On the weekends, Theonian brought in a parade of gaunt girls in glittering couture, exotic poppies who wafted a mysterious noir parfume. They smoked long cigarettes and drank cold vodka, their eyes glassy from psychotropics, while Theonian devoured ribeyes and guzzled his expensive wine. It was said that the girls were branded—one of them showed the bartenders once, while Theonian was in the washroom. The beauty had grabbed Fabian by the back of his lustrous hair as soon as her date turned the corner.
Fabian seemed intrigued, and a little alarmed—“Have I met you before?” he purred—and even more so when the girl lifted her shirt and showed off a tattoo of three small, dark wands under her left breast. Moments later, Theonian reappeared by her side and the girl slouched back into her glassy trance.
Theonian laughed with the bartenders about his groggy date, but later, the busboys saw him in the foyer, gripping the girl by the wrist and growling something about her traitorous eyes.
The bartenders never said anything about the incident to the managers, but Myrte, who read tarot, thought she recognized the symbol on the girl’s skin.

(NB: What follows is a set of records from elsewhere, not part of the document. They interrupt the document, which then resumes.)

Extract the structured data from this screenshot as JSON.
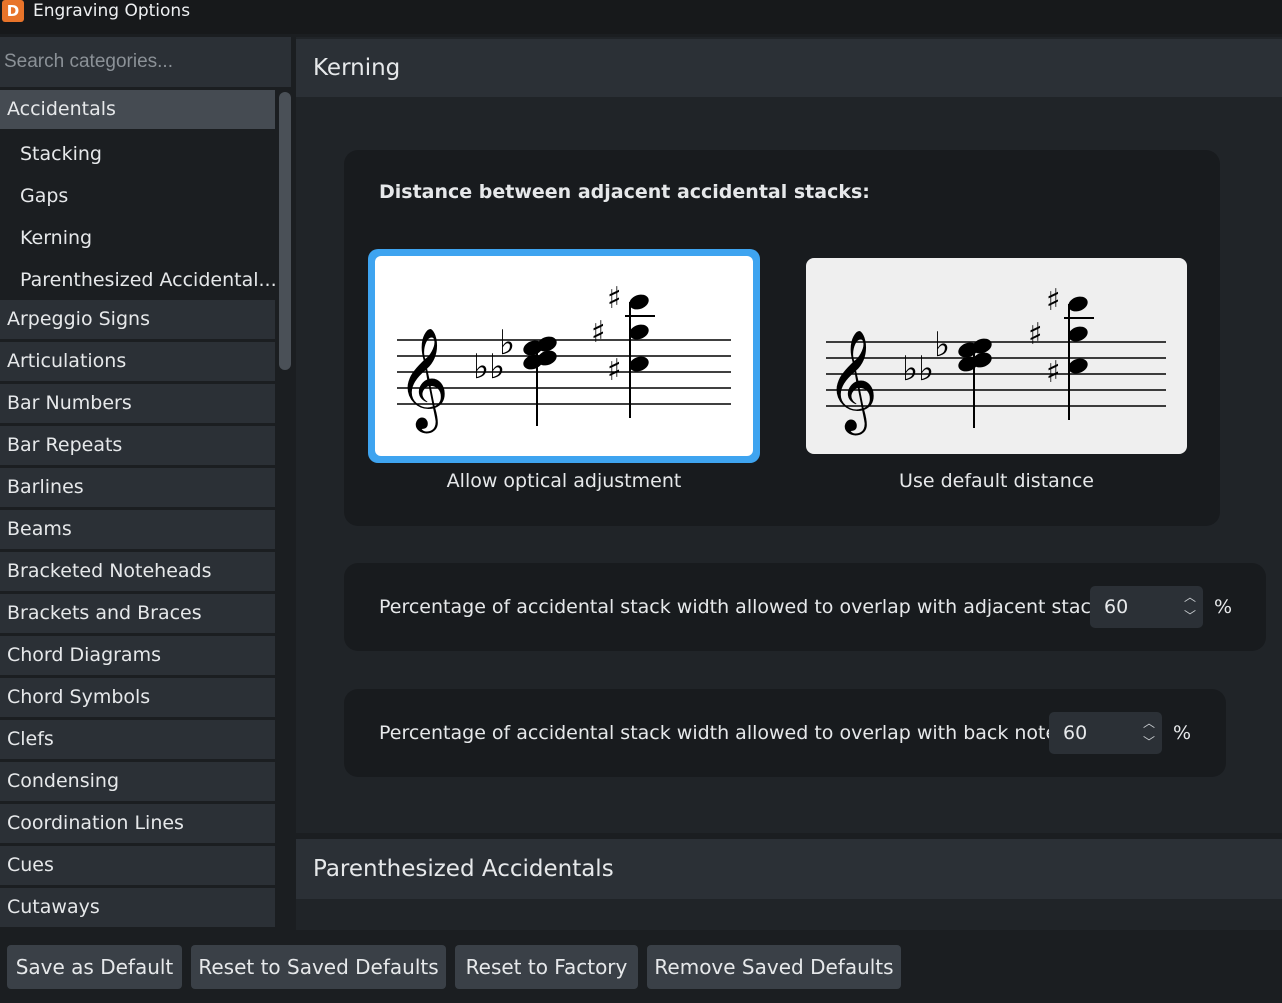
{
  "window": {
    "title": "Engraving Options",
    "app_icon": "D"
  },
  "search": {
    "placeholder": "Search categories..."
  },
  "sidebar": {
    "selected": "Accidentals",
    "subitems": [
      "Stacking",
      "Gaps",
      "Kerning",
      "Parenthesized Accidental..."
    ],
    "items": [
      "Accidentals",
      "Arpeggio Signs",
      "Articulations",
      "Bar Numbers",
      "Bar Repeats",
      "Barlines",
      "Beams",
      "Bracketed Noteheads",
      "Brackets and Braces",
      "Chord Diagrams",
      "Chord Symbols",
      "Clefs",
      "Condensing",
      "Coordination Lines",
      "Cues",
      "Cutaways"
    ]
  },
  "kerning": {
    "header": "Kerning",
    "distance_label": "Distance between adjacent accidental stacks:",
    "options": [
      {
        "caption": "Allow optical adjustment",
        "selected": true
      },
      {
        "caption": "Use default distance",
        "selected": false
      }
    ],
    "overlap_adjacent": {
      "label": "Percentage of accidental stack width allowed to overlap with adjacent stack:",
      "value": "60",
      "unit": "%"
    },
    "overlap_back": {
      "label": "Percentage of accidental stack width allowed to overlap with back note:",
      "value": "60",
      "unit": "%"
    }
  },
  "parenthesized": {
    "header": "Parenthesized Accidentals"
  },
  "footer": {
    "save_default": "Save as Default",
    "reset_saved": "Reset to Saved Defaults",
    "reset_factory": "Reset to Factory",
    "remove_saved": "Remove Saved Defaults"
  },
  "colors": {
    "selection_accent": "#3ea4f0",
    "background": "#1b1e21",
    "panel": "#2b3036"
  },
  "glyphs": {
    "treble_clef": "𝄞",
    "flat": "♭",
    "sharp": "♯"
  }
}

She called it the ‘Mark of the Lightening-Black Tower’ and one evening, she brought in a large book to explain its significance. The bartenders thumbed through the different chapters until they arrived at ‘La Tour Abolie/La Maison-Dieu’: “The arcane XVI card of the tarot, the lightening-black tower, it signifies the destruction of Babel, or pride that runneth over before a fall.” A footnote mentioned some sort of doomsday cult that sacrificed bulls in the moonlit domes at midnight, throwing them into a sea boiling with blood.
And it was then that the bartenders knew they approached dangerous shores, and they marveled at how little they knew about the regulars who gathered at their bar, or what strange divinities they worshipped, and how mysterious their starlit lives must be even to themselves.